Cream is rich in fat-soluble vitamins (A, D, E, K) and provides significant saturated fat; dilution with water reduces overall fat and caloric density proportionally while maintaining some vitamin content.

About

Cream is the fat-rich layer that naturally rises to the top of unhomogenized milk, composed primarily of milk fat globules suspended in a liquid serum. It is classified by fat content, with heavy cream (36-40% fat) and light cream (18-30% fat) being the most common culinary varieties. Cream originates from dairy animals, predominantly cattle, and serves as a foundational ingredient in cuisines worldwide. The addition of water to cream reduces its fat concentration and density, creating a thinner, more pourable consistency suitable for applications requiring a lighter mouthfeel or extended volume.

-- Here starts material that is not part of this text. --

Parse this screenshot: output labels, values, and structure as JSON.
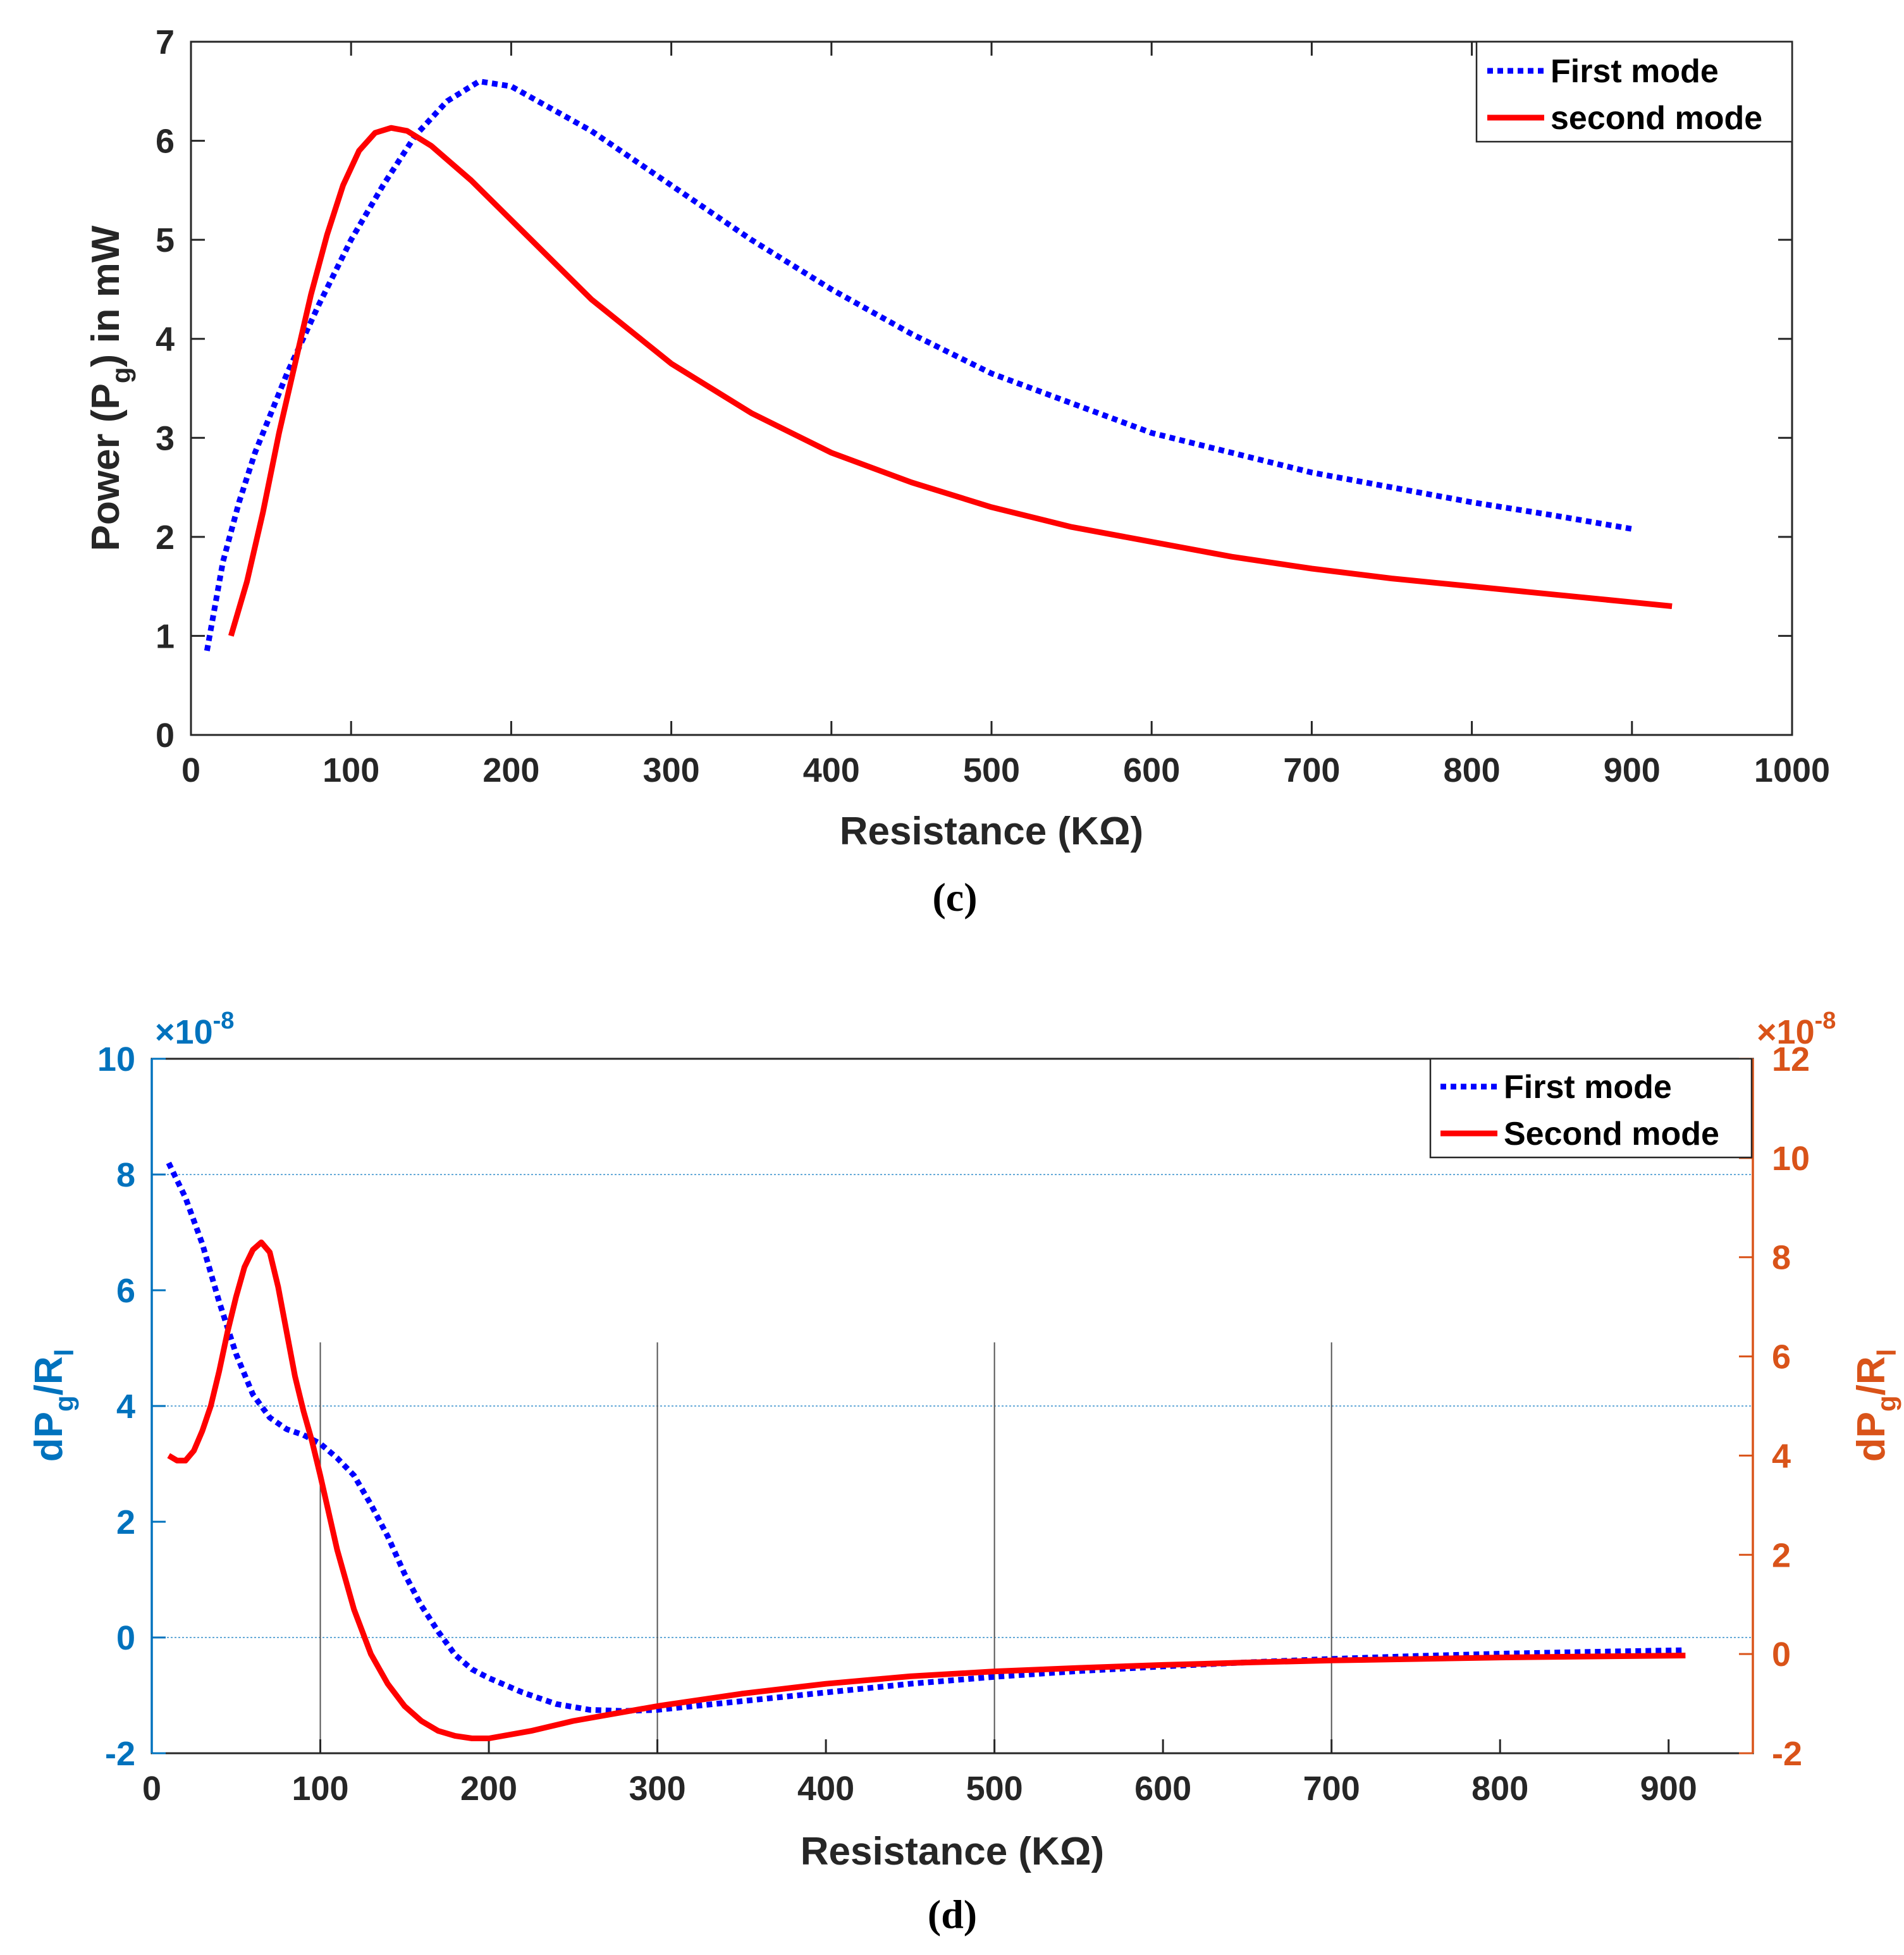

The composition of cream naturally separates during storage due to the lower density of fat. When water is incorporated, it homogenizes the preparation, lowering the overall fat percentage and viscosity while maintaining emulsifying properties. This diluted cream mixture represents a transitional consistency between heavy cream and milk.

Culinary Uses

Cream, whether used at full strength or diluted with water, functions as both a richening agent and a medium for flavor development. In classical French cuisine, cream appears in sauces (béchamel derivatives, pan reductions), soups, and desserts. Diluted cream serves in applications where full-fat richness is excessive or where a specific consistency is required—such as in poaching liquids, light sauces, custards, or whipped preparations that benefit from controlled fat content. The water-cream mixture is also practical for extending cream supplies while maintaining some of its binding and emulsifying properties, common in home cooking and professional kitchens managing ingredient ratios.